The ad, which is meant to celebrate the athlete regaining his No. 1 golf ranking this week and which has been shared more than 2,700 times on Facebook, has gotten mixed reactions from consumers. (Woods was involved in a highly publicized case of marital infidelity in 2009.)
But marketing experts said that regardless of the controversy, the extra attention only benefits Nike.
“[The ad is] a little brash, but it’s a very Nike-ish thing to do,” said Bob Dorfman, executive creative director for San Francisco-based firm Baker Street Advertising. “Tiger built their brand in golf, and they’re very happy to trumpet that he’s back.”
Dorfman added that he expects minimal fallout as a result of the ad, even though it may be deemed offensive to some women.

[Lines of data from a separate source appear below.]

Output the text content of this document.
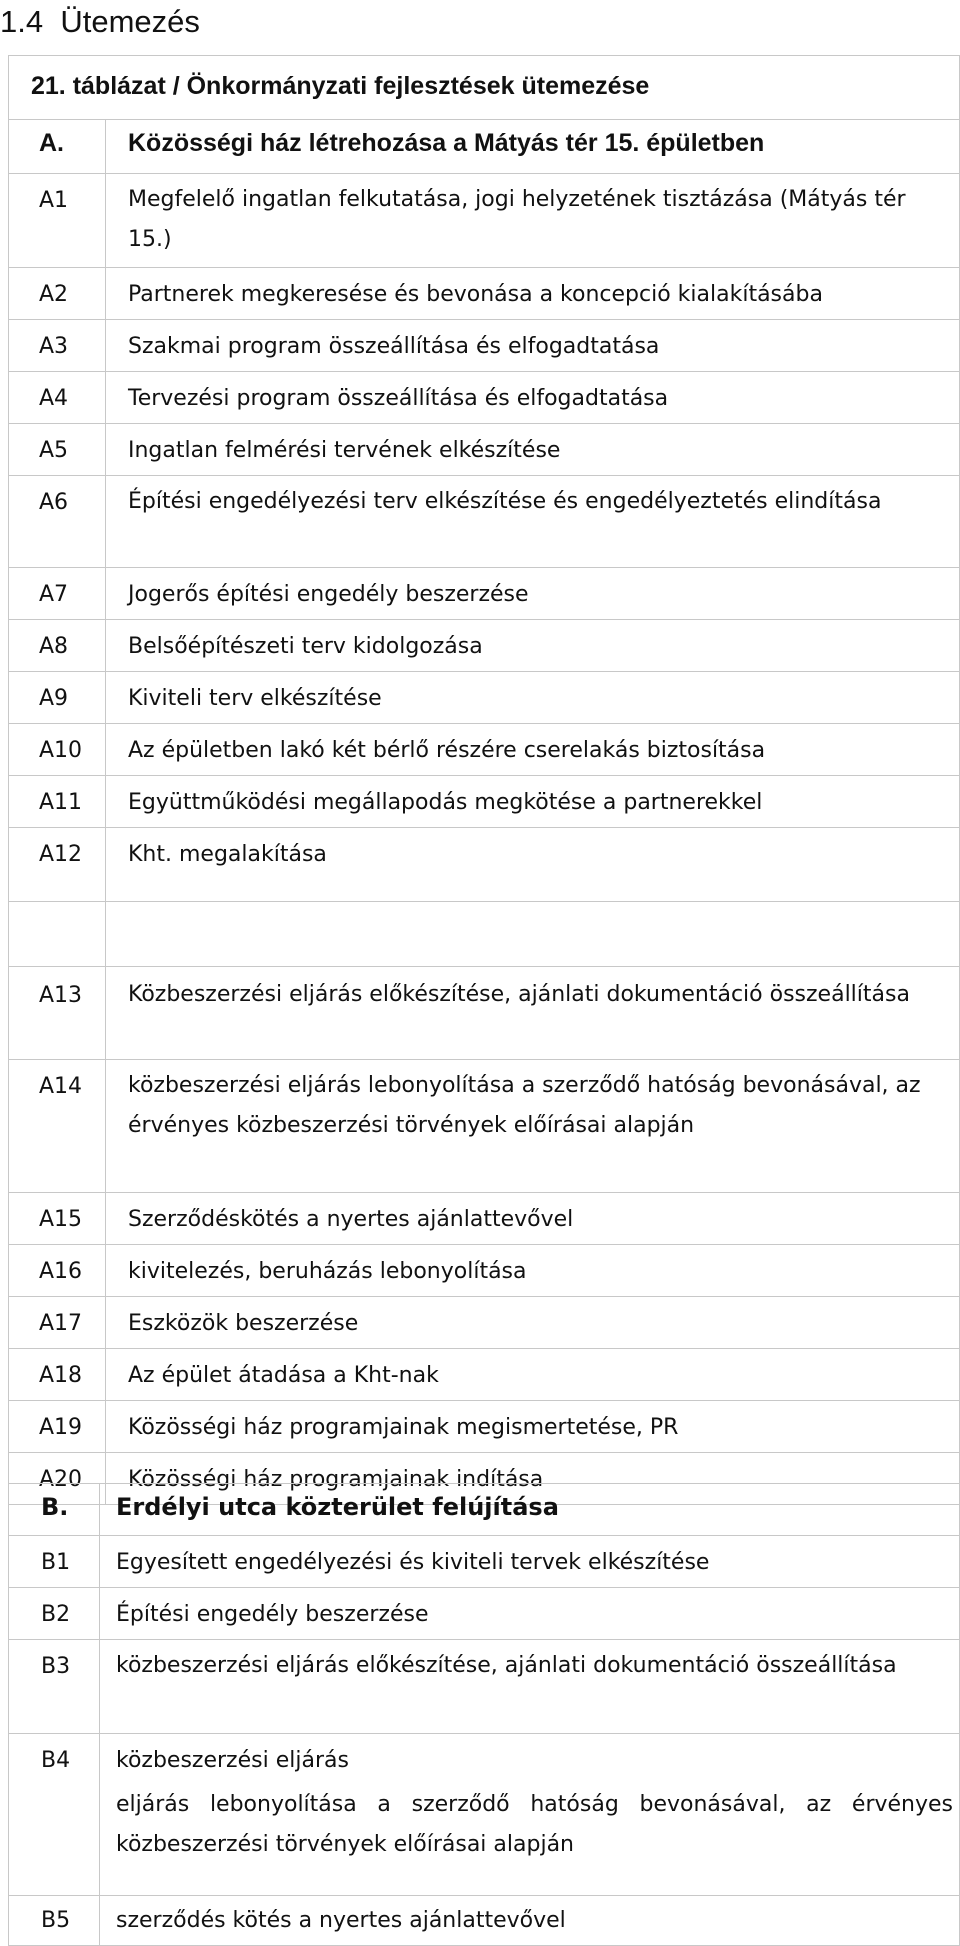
1.4 Ütemezés
21. táblázat / Önkormányzati fejlesztések ütemezése	

A.	Közösségi ház létrehozása a Mátyás tér 15. épületben

A1	Megfelelő ingatlan felkutatása, jogi helyzetének tisztázása (Mátyás tér 15.)

A2	Partnerek megkeresése és bevonása a koncepció kialakításába

A3	Szakmai program összeállítása és elfogadtatása

A4	Tervezési program összeállítása és elfogadtatása

A5	Ingatlan felmérési tervének elkészítése

A6	Építési engedélyezési terv elkészítése és engedélyeztetés elindítása

A7	Jogerős építési engedély beszerzése

A8	Belsőépítészeti terv kidolgozása

A9	Kiviteli terv elkészítése

A10	Az épületben lakó két bérlő részére cserelakás biztosítása

A11	Együttműködési megállapodás megkötése a partnerekkel

A12	Kht. megalakítása

A13	Közbeszerzési eljárás előkészítése, ajánlati dokumentáció összeállítása

A14	közbeszerzési eljárás lebonyolítása a szerződő hatóság bevonásával, az érvényes közbeszerzési törvények előírásai alapján

A15	Szerződéskötés a nyertes ajánlattevővel

A16	kivitelezés, beruházás lebonyolítása

A17	Eszközök beszerzése

A18	Az épület átadása a Kht-nak

A19	Közösségi ház programjainak megismertetése, PR

A20	Közösségi ház programjainak indítása
B.	Erdélyi utca közterület felújítása

B1	Egyesített engedélyezési és kiviteli tervek elkészítése

B2	Építési engedély beszerzése

B3	közbeszerzési eljárás előkészítése, ajánlati dokumentáció összeállítása

B4	közbeszerzési eljárás
eljárás lebonyolítása a szerződő hatóság bevonásával, az érvényes közbeszerzési törvények előírásai alapján

B5	szerződés kötés a nyertes ajánlattevővel
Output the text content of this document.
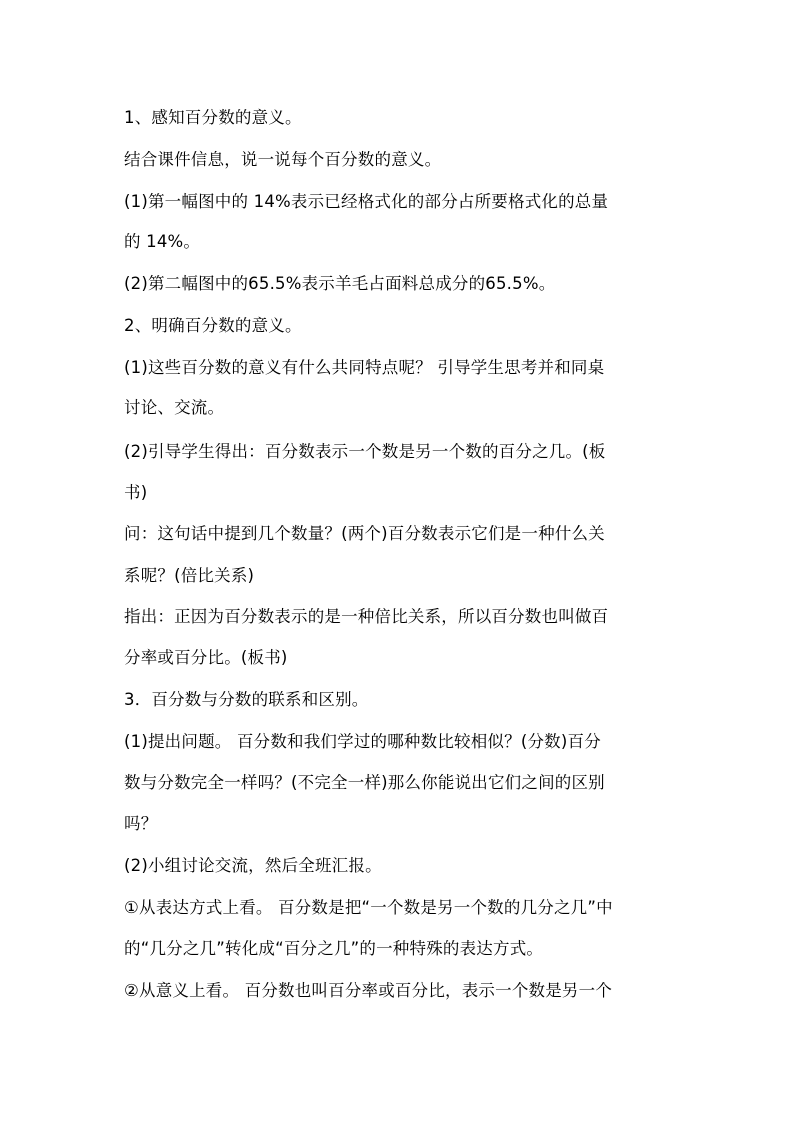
1、感知百分数的意义。
结合课件信息，说一说每个百分数的意义。
(1)第一幅图中的 14%表示已经格式化的部分占所要格式化的总量
的 14%。
(2)第二幅图中的65.5%表示羊毛占面料总成分的65.5%。
2、明确百分数的意义。
(1)这些百分数的意义有什么共同特点呢？ 引导学生思考并和同桌
讨论、交流。
(2)引导学生得出：百分数表示一个数是另一个数的百分之几。(板
书)
问：这句话中提到几个数量？(两个)百分数表示它们是一种什么关
系呢？(倍比关系)
指出：正因为百分数表示的是一种倍比关系，所以百分数也叫做百
分率或百分比。(板书)
3．百分数与分数的联系和区别。
(1)提出问题。 百分数和我们学过的哪种数比较相似？(分数)百分
数与分数完全一样吗？(不完全一样)那么你能说出它们之间的区别
吗？
(2)小组讨论交流，然后全班汇报。
①从表达方式上看。 百分数是把“一个数是另一个数的几分之几”中
的“几分之几”转化成“百分之几”的一种特殊的表达方式。
②从意义上看。 百分数也叫百分率或百分比，表示一个数是另一个
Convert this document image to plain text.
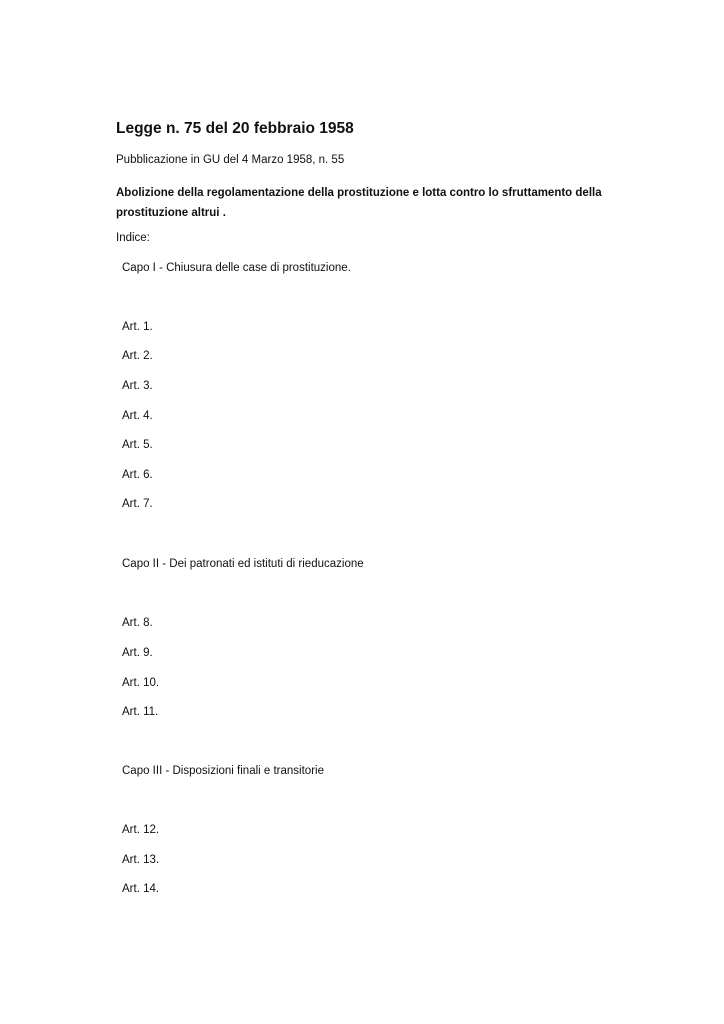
Legge n. 75 del 20 febbraio 1958

Pubblicazione in GU del 4 Marzo 1958, n. 55

Abolizione della regolamentazione della prostituzione e lotta contro lo sfruttamento della prostituzione altrui .

Indice:

Capo I - Chiusura delle case di prostituzione.

Art. 1.

Art. 2.

Art. 3.

Art. 4.

Art. 5.

Art. 6.

Art. 7.

Capo II - Dei patronati ed istituti di rieducazione

Art. 8.

Art. 9.

Art. 10.

Art. 11.

Capo III - Disposizioni finali e transitorie

Art. 12.

Art. 13.

Art. 14.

“I’m sure there are a number of women who are upset by it, but it’s not really the women buying Nike golf equipment,” Dorfman said. “It may have been a little different if they were selling fast food or cars, or something unrelated to what Tiger does on the golf course.”
Howard Bragman, vice chairman of Reputation.com and founder of Fifteen Minutes agency, doesn’t see any negative impacts on the sports brand, either.
“There’s a certain amount of truth to [the message],” he said. “Tiger wasn’t winning tournaments, which is all that anyone really cared about. It’s not like he’s Lance Armstrong and cheated the sport.”
Bragman added that he foresees Woods slowly regaining the endorsement opportunities he had before his scandal.
And Nike certainly has boosted its visibility with him. Prior to Monday’s controversial post, Woods was featured in a TV spot with fellow Nike golfer Rory McIlroy and in a Nike skateboarding video with pro Eric Koston.
On Thursday, the athletic brand will release Wood’s signature golf shoe through a limited, online-only release.